Desiderius Erasmus’s birthplace was right next to the Laurenskerk. He was born in 1466, it is believed. According to some experts, it could have been a couple of years later, and some suggest that he wasn’t even born in Rotterdam but rather 25 km further away in the famous cheese city of Gouda. Perhaps that was where he was (illegally) conceived by his parents – a priest and his housekeeper.

For the sake of argument, let’s leave it at Rotterdam. That is where a monument was unveiled last year on the Grotekerkplein (in a courtyard to the right of the church), marking the place where he spent the first years of his life. It is jammed with tiles decorated with his philosophies such as, “The most important condition for happiness is to want to be what you are” and “Distance separates bodies, not minds”.

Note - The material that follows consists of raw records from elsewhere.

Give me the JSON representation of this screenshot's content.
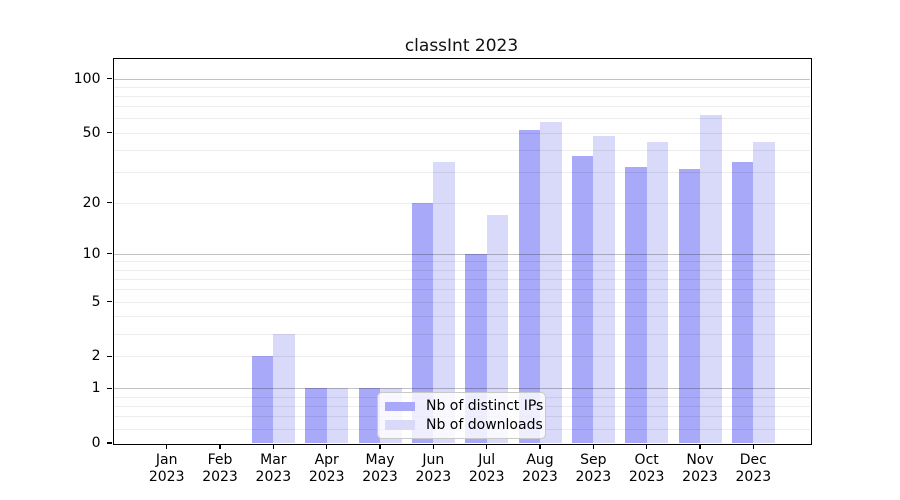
{
  "title": "classInt 2023",
  "chart_data": {
    "type": "bar",
    "title": "classInt 2023",
    "categories": [
      "Jan 2023",
      "Feb 2023",
      "Mar 2023",
      "Apr 2023",
      "May 2023",
      "Jun 2023",
      "Jul 2023",
      "Aug 2023",
      "Sep 2023",
      "Oct 2023",
      "Nov 2023",
      "Dec 2023"
    ],
    "series": [
      {
        "name": "Nb of distinct IPs",
        "color": "#a9a9f9",
        "values": [
          0,
          0,
          2,
          1,
          1,
          20,
          10,
          52,
          37,
          32,
          31,
          34
        ]
      },
      {
        "name": "Nb of downloads",
        "color": "#d9d9fa",
        "values": [
          0,
          0,
          3,
          1,
          1,
          34,
          17,
          57,
          48,
          44,
          63,
          44
        ]
      }
    ],
    "xlabel": "",
    "ylabel": "",
    "yscale": "log1p",
    "ylim": [
      0,
      128
    ],
    "ytick_labels": [
      "0",
      "1",
      "2",
      "5",
      "10",
      "20",
      "50",
      "100"
    ],
    "ytick_values": [
      0,
      1,
      2,
      5,
      10,
      20,
      50,
      100
    ],
    "grid_major": [
      1,
      10,
      100
    ],
    "grid_minor": [
      0.2,
      0.4,
      0.6,
      0.8,
      2,
      3,
      4,
      5,
      6,
      7,
      8,
      9,
      20,
      30,
      40,
      50,
      60,
      70,
      80,
      90
    ],
    "legend": {
      "position": "lower center, overlapping May-Aug bars"
    },
    "colors": {
      "bar_distinct_ips": "#a9a9f9",
      "bar_downloads": "#d9d9fa",
      "grid_major": "#c3c3c3",
      "grid_minor": "#ececec",
      "axis": "#000000",
      "legend_background": "rgba(255,255,255,0.8)"
    }
  }
}
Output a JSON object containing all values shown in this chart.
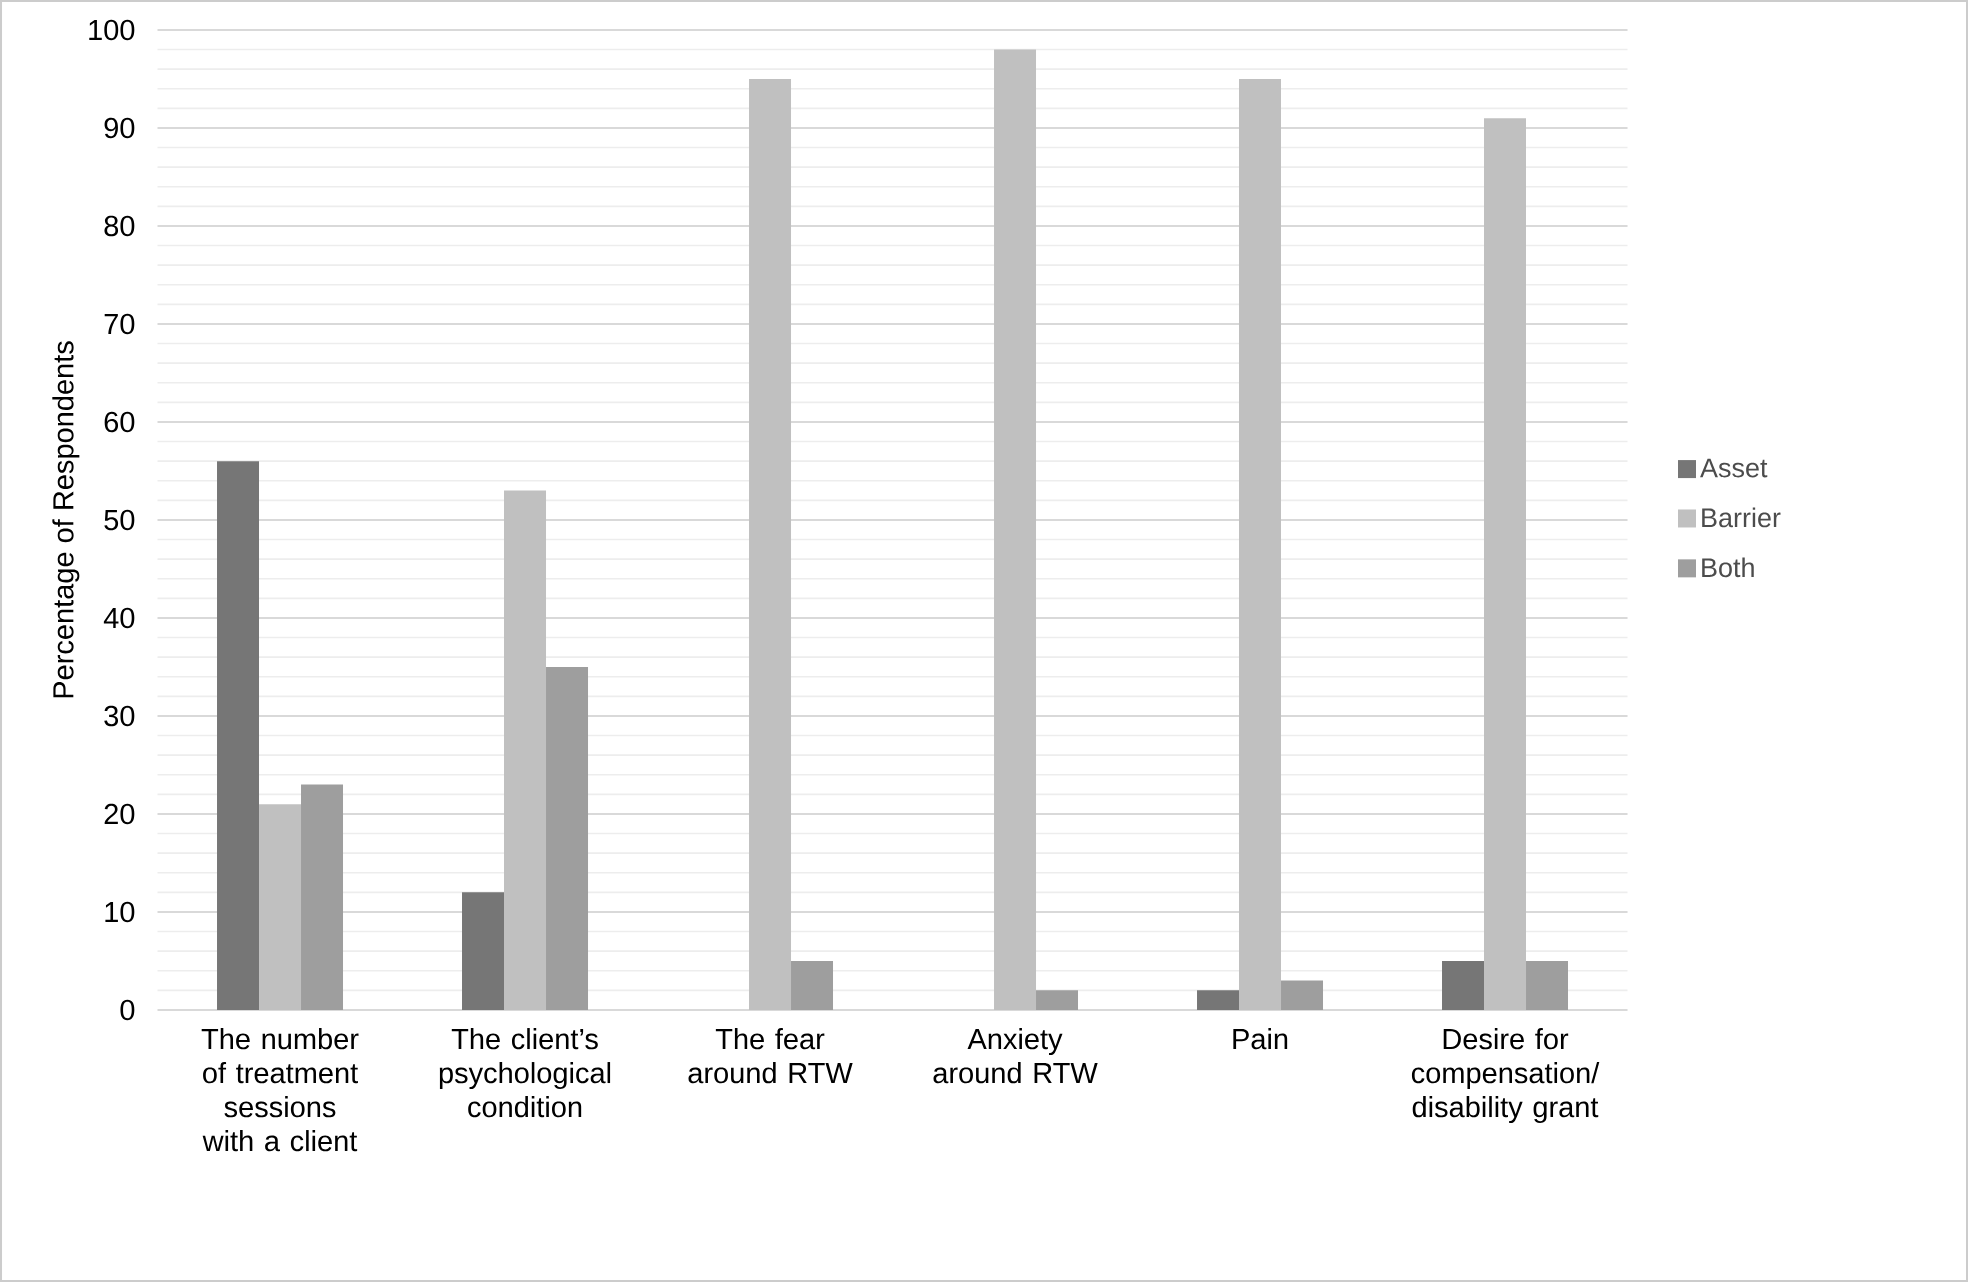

As a little boy, Erasmus undoubtedly stuck pretty close to the church near his home. When he was four, his mother took him to Gouda, the first leg of a long journey that would shape his life up till his death in 1536. Erasmus, named after a Catholic saint, proved to be blessed with an enormous thirst for knowledge. This eventually led him to travel to Paris and Turin to study theology. After 1501 Erasmus never returned to Holland but as an acknowledgement of his roots he added Roterodamus to his name.


Erasmus developed as an intellectual and a humanist, writing and translating books, poems and letters. Lof der Zotheid (In Praise of Folly) is his most famous work, written in Latin and 36 editions of it were published during his lifetime. The story goes that he came upon the idea while travelling from Italy to England. In the name of his good friend, Thomas More, he saw the word moros, which is Greek for folly.

Erasmus ridiculed what he saw as absurdities in society and challenged certain practices and superstitions. He became a symbol for tolerance, a man who considered the prohibition of divorce a nonsense and advocated for a better position in society for women.  Apparently we have him to thank for some etiquette rules as well, such as not coughing in someone’s face and not arguing during sports games.

Rotterdammers are very proud of their scholarly, mediaeval hero, figuring in bronze and now also in a bright green 3D jacket in the Tourist Office’s garden on the Coolsingel. His portrait hangs in Boijmans Van Beuningen Museum, the same museum that buried the bronze statue of him in its grounds during the Second World War.

fter being restored, Erasmus now stands with his feet in the grass in front of the Laurenskerk. If you want a souvenir of the sage, you will have to visit him there and take a photo. There are none to be found, not even a fridge magnet, in the Tourist Office shop.